Is the Jaccard distance a distance?

The trick is to use a transform called the Steinhaus Transform. Given a metric $(X, d)$ and a fixed point $a \in X$, you can define a new distance $D'$ as $$D'(x,y) = \frac{2D(x,y)}{D(x,a) + D(y,a) + D(x,y)}.$$ It's known that this transformation produces a metric from a metric. Now if you take as the base metric $D$ the symmetric difference between two sets, what you end up with is the Jaccard distance (which actually is known by many other names as well).

For more information and references, check out Ken Clarkson's survey Nearest-neighbor searching and metric space dimensions (Section 2.3).

Here is an elementary proof of the Steinhaus transform (from which said metricity follows as a special case, as noted in Suresh's answer).

Lemma. Let $p,q > 0$ and $r\geq 0$ such that $p \le q$. Then, $\frac{p}{q} \le \frac{p+r}{q+r}.$

Corollary. Let $d(x,y)$ be a metric. Then, for arbitrary (but fixed) $a$, the map $\delta$ defined by \begin{equation*} \delta(x,y) := \frac{2d(x,y)}{d(x,a)+d(y,a)+d(x,y)} \end{equation*} (and $\delta(a,a)=0$) is a metric.

Proof. Only the triangle inequality for $\delta$ is nontrivial. Let $p=d(x,y)$, $q=d(x,y)+d(x,a)+d(y,a)$, and $r=d(x,z)+d(y,z)-d(x,y)$. Applying the lemma, we obtain \begin{eqnarray*} \delta(x,y) &=& \frac{2d(x,y)}{d(x,a)+d(y,a)+d(x,y)} \le \frac{2d(x,z)+2d(y,z)}{d(x,a)+d(y,a)+d(x,z)+d(y,z)}\\ &=& \frac{2d(x,z)}{d(x,a)+d(z,a)+d(x,z)+d(y,z)+d(y,a)-d(z,a)} + \frac{2d(y,z)}{d(y,a)+d(z,a)+d(y,z)+d(x,z)+d(x,a)-d(z,a)}\\ &\le& \delta(x,z)+\delta(y,z), \end{eqnarray*} where the last inequality again uses triangle inequality for $d$.

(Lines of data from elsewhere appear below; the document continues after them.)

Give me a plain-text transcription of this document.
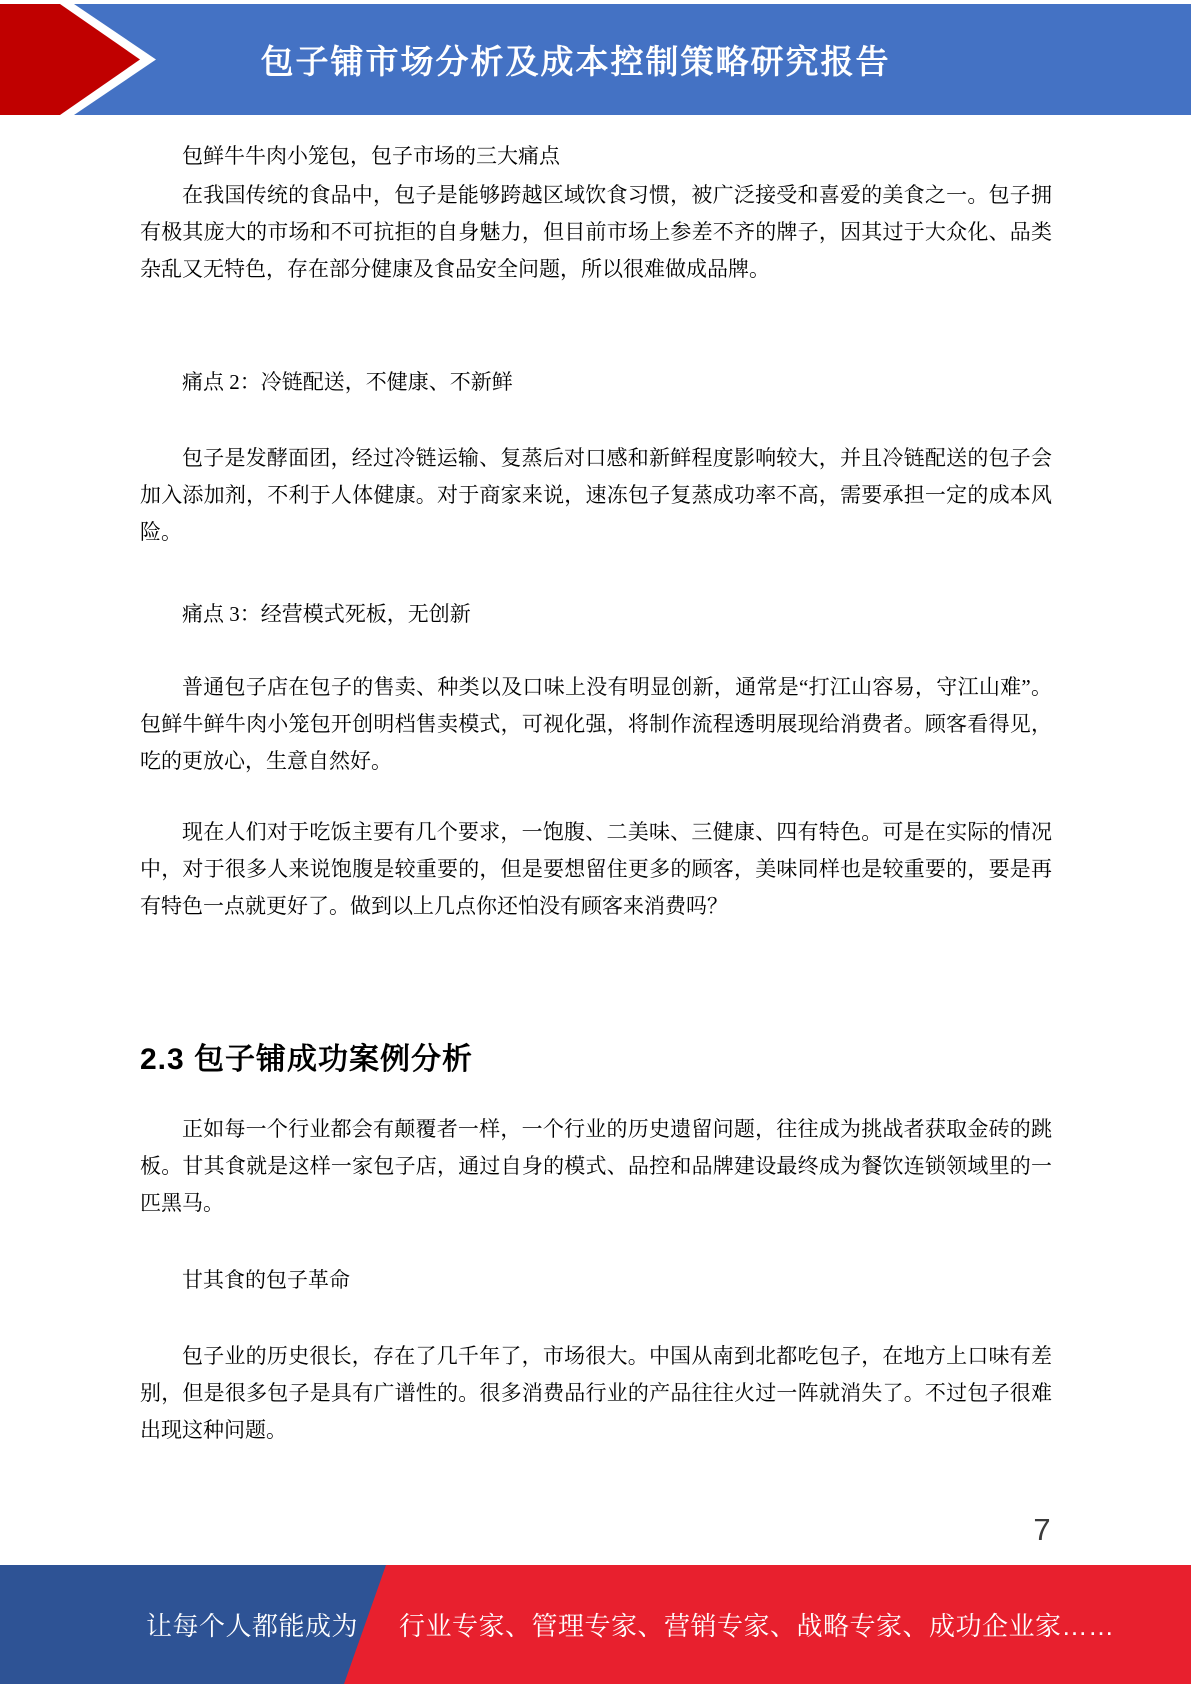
包子铺市场分析及成本控制策略研究报告
包鲜牛牛肉小笼包，包子市场的三大痛点
在我国传统的食品中，包子是能够跨越区域饮食习惯，被广泛接受和喜爱的美食之一。包子拥有极其庞大的市场和不可抗拒的自身魅力，但目前市场上参差不齐的牌子，因其过于大众化、品类杂乱又无特色，存在部分健康及食品安全问题，所以很难做成品牌。
痛点 2：冷链配送，不健康、不新鲜
包子是发酵面团，经过冷链运输、复蒸后对口感和新鲜程度影响较大，并且冷链配送的包子会加入添加剂，不利于人体健康。对于商家来说，速冻包子复蒸成功率不高，需要承担一定的成本风险。
痛点 3：经营模式死板，无创新
普通包子店在包子的售卖、种类以及口味上没有明显创新，通常是“打江山容易，守江山难”。包鲜牛鲜牛肉小笼包开创明档售卖模式，可视化强，将制作流程透明展现给消费者。顾客看得见，吃的更放心，生意自然好。
现在人们对于吃饭主要有几个要求，一饱腹、二美味、三健康、四有特色。可是在实际的情况中，对于很多人来说饱腹是较重要的，但是要想留住更多的顾客，美味同样也是较重要的，要是再有特色一点就更好了。做到以上几点你还怕没有顾客来消费吗？
2.3 包子铺成功案例分析
正如每一个行业都会有颠覆者一样，一个行业的历史遗留问题，往往成为挑战者获取金砖的跳板。甘其食就是这样一家包子店，通过自身的模式、品控和品牌建设最终成为餐饮连锁领域里的一匹黑马。
甘其食的包子革命
包子业的历史很长，存在了几千年了，市场很大。中国从南到北都吃包子，在地方上口味有差别，但是很多包子是具有广谱性的。很多消费品行业的产品往往火过一阵就消失了。不过包子很难出现这种问题。
7
让每个人都能成为 行业专家、管理专家、营销专家、战略专家、成功企业家……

Possibly the simplest proof of the triangle inequality for the jaccard distance comes from the fact that it is the collision probability of the MinHash algorithm, and that's all we need. Let $H(X) = \text{argmin}_{i\in X} \pi(i)$ where $\pi(i)$ is a uniformly random permutation.

\begin{align*} J(X,Y) &= \Pr\left[H(X) = H(Y)\right] \\ 1 - J(X,Y) &= \Pr\left[H(X) \neq H(Y)\right].\\ \end{align*} So for any $Z$, \begin{align*} \Pr\left[H(X) = H(Y)\right] &\ge \Pr\left[H(X) = H(Z) \land H(Y) = H(Z)\right] \\ \Pr\left[H(X) \neq H(Y)\right] &\le \Pr\left[H(X) \neq H(Z) \lor H(Y) \neq H(Z)\right] \end{align*} But by the union bound, \begin{align*} \begin{split} \Pr\big[H(X) \neq H(Z) \lor H(Y) \neq H(Z)\big] &\le \Pr\big[H(X) \neq H(Z)\big] + \Pr\big[H(Y) \neq H(Z)\big] \end{split} \end{align*}

My co-author used this to prove that a particular jaccard generalization is a metric after I'd been struggling to prove it for a month, and I couldn't believe it.